Serena, to her credit, looked absolutely calm though her glasses hid the bulk of her emotion. Her hands, however, gave her away: curled into fists that looked ripe to strangle someone, namely her dearest friend. Emily felt as though that was exactly what she deserved. She really hadn’t thought about how badly things could go if those shoes had somewhere else to be.
They were just so lovely—and they’d fit! How was she to know?
You’d know if you listened, her conscience chose, then, to interject. That was not what she needed to hear. She just wanted to apologize in peace.
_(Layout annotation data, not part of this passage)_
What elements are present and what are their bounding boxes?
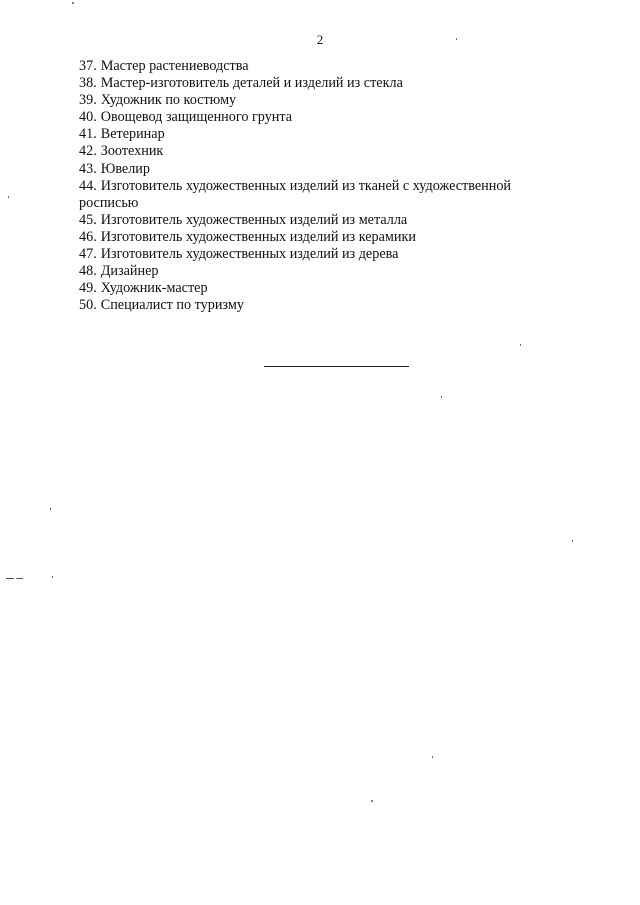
item-text: Ювелир bbox=[100, 160, 150, 177]
item-number: 49. bbox=[79, 280, 97, 297]
item-text: Изготовитель художественных изделий из тканей с художественной bbox=[100, 177, 512, 194]
item-text: Мастер-изготовитель деталей и изделий из стекла bbox=[100, 75, 403, 92]
item-number: 39. bbox=[79, 92, 97, 109]
list-item bbox=[79, 143, 579, 160]
item-number: 47. bbox=[79, 246, 97, 263]
page-number: 2 bbox=[316, 32, 324, 47]
item-number: 42. bbox=[79, 143, 97, 160]
item-text: Изготовитель художественных изделий из металла bbox=[100, 211, 408, 228]
scan-speck bbox=[456, 38, 457, 40]
list-item bbox=[79, 280, 579, 297]
item-number: 45. bbox=[79, 211, 97, 228]
item-number: 44. bbox=[79, 177, 97, 194]
item-text: Специалист по туризму bbox=[100, 297, 244, 314]
item-number: 48. bbox=[79, 263, 97, 280]
item-number: 46. bbox=[79, 228, 97, 245]
scan-speck bbox=[441, 396, 442, 398]
item-text: Мастер растениеводства bbox=[100, 58, 249, 74]
item-number: 37. bbox=[79, 58, 97, 74]
list-item bbox=[79, 161, 579, 178]
list-item bbox=[79, 212, 579, 229]
scan-speck bbox=[8, 196, 9, 198]
list-item bbox=[79, 75, 579, 92]
list-item bbox=[79, 109, 579, 126]
list-item bbox=[79, 126, 579, 143]
scan-speck bbox=[50, 508, 51, 510]
scan-speck bbox=[16, 578, 23, 579]
scan-speck bbox=[572, 540, 573, 542]
item-text: Изготовитель художественных изделий из дерева bbox=[100, 246, 399, 263]
item-number: 38. bbox=[79, 75, 97, 92]
separator-line bbox=[264, 366, 409, 367]
item-number: 41. bbox=[79, 126, 97, 143]
profession-list bbox=[79, 58, 579, 314]
item-text: Художник-мастер bbox=[100, 280, 208, 297]
list-item bbox=[79, 297, 579, 314]
item-text: Ветеринар bbox=[100, 126, 165, 143]
list-item bbox=[79, 58, 579, 75]
scan-speck bbox=[371, 800, 373, 802]
item-text: Дизайнер bbox=[100, 263, 159, 280]
item-number: 40. bbox=[79, 109, 97, 126]
scan-speck bbox=[520, 344, 521, 346]
item-number: 50. bbox=[79, 297, 97, 314]
item-text: Изготовитель художественных изделий из керамики bbox=[100, 228, 416, 245]
scan-speck bbox=[6, 578, 14, 579]
list-item bbox=[79, 178, 579, 212]
item-text: Зоотехник bbox=[100, 143, 164, 160]
scan-speck bbox=[432, 756, 433, 758]
scan-speck bbox=[72, 2, 74, 4]
list-item bbox=[79, 246, 579, 263]
item-text-continuation: росписью bbox=[79, 194, 139, 211]
list-item bbox=[79, 229, 579, 246]
scan-speck bbox=[52, 576, 53, 578]
list-item bbox=[79, 92, 579, 109]
item-text: Овощевод защищенного грунта bbox=[100, 109, 293, 126]
item-text: Художник по костюму bbox=[100, 92, 237, 109]
list-item bbox=[79, 263, 579, 280]
item-number: 43. bbox=[79, 160, 97, 177]
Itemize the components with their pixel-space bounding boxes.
“I’m sorry,” she finally managed to say. The crisis was largely averted, though they were dreadfully behind schedule. She could hear the loins girding as the hour ticked to ten, uncharacteristically late for the unbearably prompt Editor-in-Chief.
Serena waved her apology away. “It happens to everyone. You know I don’t mind when you borrow my things.” She smiled weakly, one hand going to her temple to rub away visibly growing tension. “Just tell me. That way, I know when I need to get them back.” She shrugged. “You had no way of knowing.”
“Of course,” Emily confirmed, as happy to alleviate herself of the guilt as anything. She nearly asked whether she thought the model would mention to debacle to anyone important. She didn’t see why, all was well that ended well. Except…this was Runway. Telling tales out of school was how one got ahead. She really didn’t feel any better now.
Quite suddenly, she heard the sounds of clacking heels on the marble floor. She knew that sound, recognized the cadence of those feet as Pavlov’s dogs recognized the ringing of the bell. Instead of saliva, Emily secreted terror. I don’t even work here anymore and this woman may be the death of me.
Looking every bit as wired, Serena jerkily removed her own shoes and shoved them into Emily hands as she simultaneously pushed her towards a side door. She had enough against her, Emily imagined. Being seen with a less than beloved former employee couldn’t exactly count in her favor.
Emily didn’t take it personally, nor did she go back to work barefooted.
They didn’t quite match, but she felt like a queen wearing them—metallic twisted heel, platform, and all. And just for the duration of the ride back, she thought that maybe she could be the next Miranda. Or even better.